10,000 experience points and maximum charisma
The benefits of working for the man certainly don't stop with just money, and these benefits directly contribute to the skills and background that further enhance your knowledge, credibility, and network, enabling future freelancing opportunity and success.
- Learn from the best. Corporations employ specialists. Working with a variety of engineering and non-engineering specialists within the context of a large technically complex project is an unrivaled learning opportunity. It also helps you understand what you don't know. Positive exposure to large scale project management also prepares you for the generalist and unpredictable nature of freelancing/consulting. You'll need those soft skills, including team-building, negotiation, and diplomacy.
- Exposure to projects and technology you can't experience any other way. It's hard to freelance, say, nuclear engineering. And if you are by some chance, you just might be on a no-fly list. Working projects with scopes that exceed what is normally available via a freelance job can be rewarding in of themselves, but the experience you build there can be vital to your future. Have you ever worked somewhere secretive, sans windows? While it might be moderately depressing not knowing if the sun is shining, there may be some seriously awesome tech going down inside. Sometimes it's just worth the trouble to be on the cutting edge.
- The Jurassic Park effect. Corporations obviously have more disposable cash on hand, and that provides access to a deeper repertoire of resources, including tools and knowledge. Spare no expense, indeed. Discovering the underlying value of a variety of tools helps focus which capabilities are most important for specific types of work. So when you come around to freelancing you can more wisely invest in the right tools, find lower-cost alternatives that are just as effective, or even invent a better tool altogether.
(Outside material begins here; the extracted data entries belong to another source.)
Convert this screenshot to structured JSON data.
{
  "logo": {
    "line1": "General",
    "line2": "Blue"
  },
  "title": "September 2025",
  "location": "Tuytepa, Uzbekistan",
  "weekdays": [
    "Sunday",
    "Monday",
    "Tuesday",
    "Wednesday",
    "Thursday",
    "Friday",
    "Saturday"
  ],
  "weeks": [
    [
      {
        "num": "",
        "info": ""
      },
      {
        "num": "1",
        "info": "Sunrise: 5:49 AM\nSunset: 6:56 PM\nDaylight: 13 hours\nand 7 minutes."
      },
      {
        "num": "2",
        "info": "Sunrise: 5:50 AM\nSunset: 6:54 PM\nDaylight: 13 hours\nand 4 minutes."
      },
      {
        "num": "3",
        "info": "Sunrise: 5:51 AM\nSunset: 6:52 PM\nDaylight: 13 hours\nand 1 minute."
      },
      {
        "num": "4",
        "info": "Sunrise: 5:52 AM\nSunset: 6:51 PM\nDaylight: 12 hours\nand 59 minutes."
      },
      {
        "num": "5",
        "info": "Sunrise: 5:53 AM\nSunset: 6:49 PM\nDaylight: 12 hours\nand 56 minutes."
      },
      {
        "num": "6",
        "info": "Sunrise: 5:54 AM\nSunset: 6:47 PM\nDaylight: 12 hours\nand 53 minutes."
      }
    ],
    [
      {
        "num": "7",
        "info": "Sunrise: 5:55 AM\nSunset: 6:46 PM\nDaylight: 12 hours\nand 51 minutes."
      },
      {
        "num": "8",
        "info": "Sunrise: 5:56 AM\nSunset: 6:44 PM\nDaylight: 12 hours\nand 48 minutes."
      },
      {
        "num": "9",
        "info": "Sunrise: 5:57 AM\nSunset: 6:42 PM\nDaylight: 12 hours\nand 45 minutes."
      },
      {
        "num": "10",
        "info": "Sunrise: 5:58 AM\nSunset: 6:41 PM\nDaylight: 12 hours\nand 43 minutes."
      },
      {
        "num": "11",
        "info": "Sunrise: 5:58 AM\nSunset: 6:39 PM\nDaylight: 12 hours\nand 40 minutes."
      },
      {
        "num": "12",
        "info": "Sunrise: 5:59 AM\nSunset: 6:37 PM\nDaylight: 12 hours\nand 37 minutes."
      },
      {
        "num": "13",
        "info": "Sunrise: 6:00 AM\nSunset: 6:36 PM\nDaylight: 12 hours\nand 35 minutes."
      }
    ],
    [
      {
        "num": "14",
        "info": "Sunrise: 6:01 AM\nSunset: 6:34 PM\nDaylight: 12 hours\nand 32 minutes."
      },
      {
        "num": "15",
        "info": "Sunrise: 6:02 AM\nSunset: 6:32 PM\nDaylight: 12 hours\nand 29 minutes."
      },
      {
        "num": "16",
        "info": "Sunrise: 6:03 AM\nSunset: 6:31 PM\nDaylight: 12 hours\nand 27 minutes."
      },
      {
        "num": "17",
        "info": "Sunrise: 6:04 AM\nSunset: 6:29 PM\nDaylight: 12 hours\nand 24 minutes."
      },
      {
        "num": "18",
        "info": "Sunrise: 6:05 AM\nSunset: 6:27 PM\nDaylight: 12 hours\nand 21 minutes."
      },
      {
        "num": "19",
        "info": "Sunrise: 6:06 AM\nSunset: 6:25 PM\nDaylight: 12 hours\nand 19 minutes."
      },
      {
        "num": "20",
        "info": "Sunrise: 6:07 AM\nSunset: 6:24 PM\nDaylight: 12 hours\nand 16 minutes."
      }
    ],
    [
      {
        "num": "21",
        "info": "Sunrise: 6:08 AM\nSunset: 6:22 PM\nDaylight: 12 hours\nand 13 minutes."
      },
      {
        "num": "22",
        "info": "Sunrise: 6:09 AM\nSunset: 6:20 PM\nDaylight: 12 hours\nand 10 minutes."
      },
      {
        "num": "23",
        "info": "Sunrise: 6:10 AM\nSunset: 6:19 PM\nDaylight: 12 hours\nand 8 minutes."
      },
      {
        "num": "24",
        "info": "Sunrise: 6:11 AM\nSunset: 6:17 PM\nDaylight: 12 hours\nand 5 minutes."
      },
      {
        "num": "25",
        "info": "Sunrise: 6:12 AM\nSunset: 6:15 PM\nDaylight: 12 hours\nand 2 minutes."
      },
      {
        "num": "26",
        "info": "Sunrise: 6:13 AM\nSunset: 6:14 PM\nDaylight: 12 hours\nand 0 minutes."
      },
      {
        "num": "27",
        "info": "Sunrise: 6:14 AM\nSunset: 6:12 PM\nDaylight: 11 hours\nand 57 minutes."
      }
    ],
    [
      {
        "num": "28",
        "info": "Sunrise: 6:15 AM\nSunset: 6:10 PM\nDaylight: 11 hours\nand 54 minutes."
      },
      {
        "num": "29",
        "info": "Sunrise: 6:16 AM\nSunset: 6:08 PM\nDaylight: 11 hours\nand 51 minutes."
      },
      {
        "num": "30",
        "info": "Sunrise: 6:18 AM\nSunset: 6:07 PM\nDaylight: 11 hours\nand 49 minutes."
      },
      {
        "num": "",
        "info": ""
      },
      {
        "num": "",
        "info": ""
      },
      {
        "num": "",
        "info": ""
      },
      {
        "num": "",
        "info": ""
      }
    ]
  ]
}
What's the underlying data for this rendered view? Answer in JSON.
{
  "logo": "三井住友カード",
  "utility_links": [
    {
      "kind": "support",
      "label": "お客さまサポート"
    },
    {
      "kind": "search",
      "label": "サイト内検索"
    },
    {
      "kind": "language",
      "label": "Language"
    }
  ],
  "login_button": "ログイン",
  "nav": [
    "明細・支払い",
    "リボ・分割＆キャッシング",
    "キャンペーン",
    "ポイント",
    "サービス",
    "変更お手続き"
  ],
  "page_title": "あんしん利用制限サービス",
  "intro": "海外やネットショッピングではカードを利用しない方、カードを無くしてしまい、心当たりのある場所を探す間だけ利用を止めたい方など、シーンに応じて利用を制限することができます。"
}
Experience gained by working for the man results in vital domain knowledge that isn't easily replicated. This knowledge helps you seek, identify and evaluate the most lucrative freelancing/consulting opportunities that aren't easily understood by those without such domain expertise. That's a huge boon to any freelance or consulting career; in fact it's a downright unfair advantage. You're in control of your exit strategy, but the relationships you build working for the man also buys you a bonus safety net. It's easier to balance the risk of striking out on your own, knowing that a variety of other opportunities might be available by just picking up the phone, commissioner Gordon style. And that just might be all the difference. Dude.